Topkapı Sarayı’nın nadide eserlerinden biri olan ve yaklaşık 200 yıllık geçmişe sahip “Mescid-i Haram” temalı tablo, kapsamlı bir restorasyon süreciyle gün yüzüne çıkarılıyor. Milli Saraylar Başkanlığı’na bağlı konservasyon ve restorasyon atölyelerinde titizlikle sürdürülen çalışmaların ardından eser, ilk kez sergilenecek.
Kabe'nin Unutulmaz Bir Betimlemesi
19. yüzyılın başlarında yapıldığı düşünülen bu özel tablo, sadece dini bir mekanı değil, aynı zamanda Osmanlı’nın kültürel hafızasında önemli bir yer tutan Kabe’yi, dönemin gözlemleriyle detaylı biçimde yansıtıyor.
Kabe’yi tavaf eden ihramlılar, zemzem kuyuları, Makam-ı İbrahim, Hicr-i İsmail, Mimar Sinan’ın izlerini taşıyan revaklar ve çeşitli insan figürleri, eserde büyük bir titizlikle resmedilmiş.
Eserin dikkat çeken bir diğer yönü ise Kabe çevresinde yer alan figürlerin çeşitliliği. Anadolu insanını andıran yüz hatlarının yanı sıra Habeş ve Somali kökenli bireyleri betimleyen tasvirler, Topkapı Sarayı’ndaki Kara Ağalar Taşlığı’na ve bu bölgenin görev alanına da ışık tutuyor.
Osmanlı’nın Hac Geleneğine Işık Tutuyor
Milli Saraylar Başkan Yardımcısı Prof. Dr. Abdülhamit Tüfekçioğlu’nun verdiği bilgiye göre, eserdeki Osmanlı askerlerinin fesli kıyafetleri ve dini törenlerde görevli memurların tasvirleri, tablonun Sultan Abdülmecid dönemine ait olabileceğine işaret ediyor.
Ayrıca tabloda devlet adına görev yapan kişilerin ve ibadet eden halkın bir arada resmedilmiş olması, o dönemdeki hac organizasyonunun sosyal ve resmi boyutlarını da ortaya koyuyor.

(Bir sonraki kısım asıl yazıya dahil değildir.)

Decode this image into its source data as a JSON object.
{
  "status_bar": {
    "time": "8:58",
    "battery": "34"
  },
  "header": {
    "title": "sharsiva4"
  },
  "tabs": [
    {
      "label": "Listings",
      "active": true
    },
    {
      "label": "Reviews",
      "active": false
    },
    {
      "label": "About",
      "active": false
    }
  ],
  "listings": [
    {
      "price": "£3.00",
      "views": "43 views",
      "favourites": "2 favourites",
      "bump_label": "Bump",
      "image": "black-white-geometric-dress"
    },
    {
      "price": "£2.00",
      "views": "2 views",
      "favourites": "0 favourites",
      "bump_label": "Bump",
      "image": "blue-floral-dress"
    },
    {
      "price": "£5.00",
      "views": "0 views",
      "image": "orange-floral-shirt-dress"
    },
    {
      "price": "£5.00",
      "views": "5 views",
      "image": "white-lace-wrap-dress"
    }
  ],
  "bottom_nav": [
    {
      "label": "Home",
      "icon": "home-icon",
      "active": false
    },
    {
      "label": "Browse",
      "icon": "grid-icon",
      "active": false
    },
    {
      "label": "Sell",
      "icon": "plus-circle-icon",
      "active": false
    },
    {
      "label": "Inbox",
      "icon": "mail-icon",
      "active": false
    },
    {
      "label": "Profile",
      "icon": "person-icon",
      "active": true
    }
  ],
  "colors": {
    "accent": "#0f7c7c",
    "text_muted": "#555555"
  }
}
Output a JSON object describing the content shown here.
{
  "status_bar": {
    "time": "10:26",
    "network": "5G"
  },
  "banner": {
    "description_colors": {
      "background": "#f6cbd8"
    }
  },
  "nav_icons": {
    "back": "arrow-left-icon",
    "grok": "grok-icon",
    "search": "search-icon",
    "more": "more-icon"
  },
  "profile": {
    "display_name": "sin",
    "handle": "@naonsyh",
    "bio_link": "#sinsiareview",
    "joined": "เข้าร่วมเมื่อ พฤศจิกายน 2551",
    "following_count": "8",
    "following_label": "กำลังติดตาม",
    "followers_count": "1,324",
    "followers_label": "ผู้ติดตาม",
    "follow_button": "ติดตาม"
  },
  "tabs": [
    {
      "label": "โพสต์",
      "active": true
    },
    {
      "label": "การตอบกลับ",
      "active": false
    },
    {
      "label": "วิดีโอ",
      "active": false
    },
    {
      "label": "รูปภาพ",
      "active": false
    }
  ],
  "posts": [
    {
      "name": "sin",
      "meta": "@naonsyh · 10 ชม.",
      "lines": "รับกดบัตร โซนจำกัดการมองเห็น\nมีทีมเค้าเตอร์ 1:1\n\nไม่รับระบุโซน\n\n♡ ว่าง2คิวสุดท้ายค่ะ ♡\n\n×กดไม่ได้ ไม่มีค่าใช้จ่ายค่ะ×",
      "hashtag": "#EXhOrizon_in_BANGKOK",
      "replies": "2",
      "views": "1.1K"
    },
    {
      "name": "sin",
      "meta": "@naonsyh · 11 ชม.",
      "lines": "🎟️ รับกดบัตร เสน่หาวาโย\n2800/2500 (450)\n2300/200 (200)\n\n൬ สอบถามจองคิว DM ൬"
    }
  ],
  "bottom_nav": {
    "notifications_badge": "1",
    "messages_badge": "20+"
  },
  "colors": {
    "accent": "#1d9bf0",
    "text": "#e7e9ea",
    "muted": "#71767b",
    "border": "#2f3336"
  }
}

Sarayda Hac Özlemi Tablolara Yansımış
Hırka-ı Saadet Dairesi’nde yer alan kıble taşı ve burada Kur’an okuyan hafızın konumu gibi ayrıntılar da, padişahların ve saray halkının Kabe’ye duyduğu özlemi manevî törenlerle yaşadığını gösteriyor. Özellikle Arife günü yapılan uygulamalarda hükümdarların da Arafat’ta vakfeye durmuş hacılarla eş zamanlı olarak dua ettikleri, böylece kutsal mekâna olan bağlılıklarını bu tür sembolik törenlerle pekiştirdikleri anlatılıyor.
Sanat ve Zanaatın Uyumlu Buluşması
Tablo yalnızca içeriğiyle değil, çerçevesiyle de sanat tarihçilerini büyülüyor. Ahşap üzerine macunla kabartma verilmiş, ardından kırmızı kadife kaplanarak altın yaldız bordürlerle süslenmiş olan çerçeve; kağıt, kumaş ve ipekten yapılmış üç boyutlu çiçeklerle donatılmış. Çerçevede kullanılan paslı el yapımı çiviler ve oksitlenmiş metal detaylar, hem eserin yaşını hem de işçilik kalitesini gözler önüne seriyor.
Restorasyondan Sonra İlk Kez Sergilenecek
Uzman ekipler tarafından yürütülen detaylı restorasyon kapsamında, eserin belgelenmesi, mikroskobik ve infrared analizleri, temizlik ve sağlamlaştırma işlemleri tamamlandı. Özellikle çerçevede yer alan çiçek detaylarının onarımına halen devam ediliyor.
Bugüne kadar hiç sergilenmeyen bu değerli tablo, restorasyonun tamamlanmasının ardından ilk kez sanatseverlerle buluşturulacak. Bu sayede hem Osmanlı döneminin sanat anlayışı hem de Kabe’ye duyulan derin manevi bağ, gözler önüne serilecek.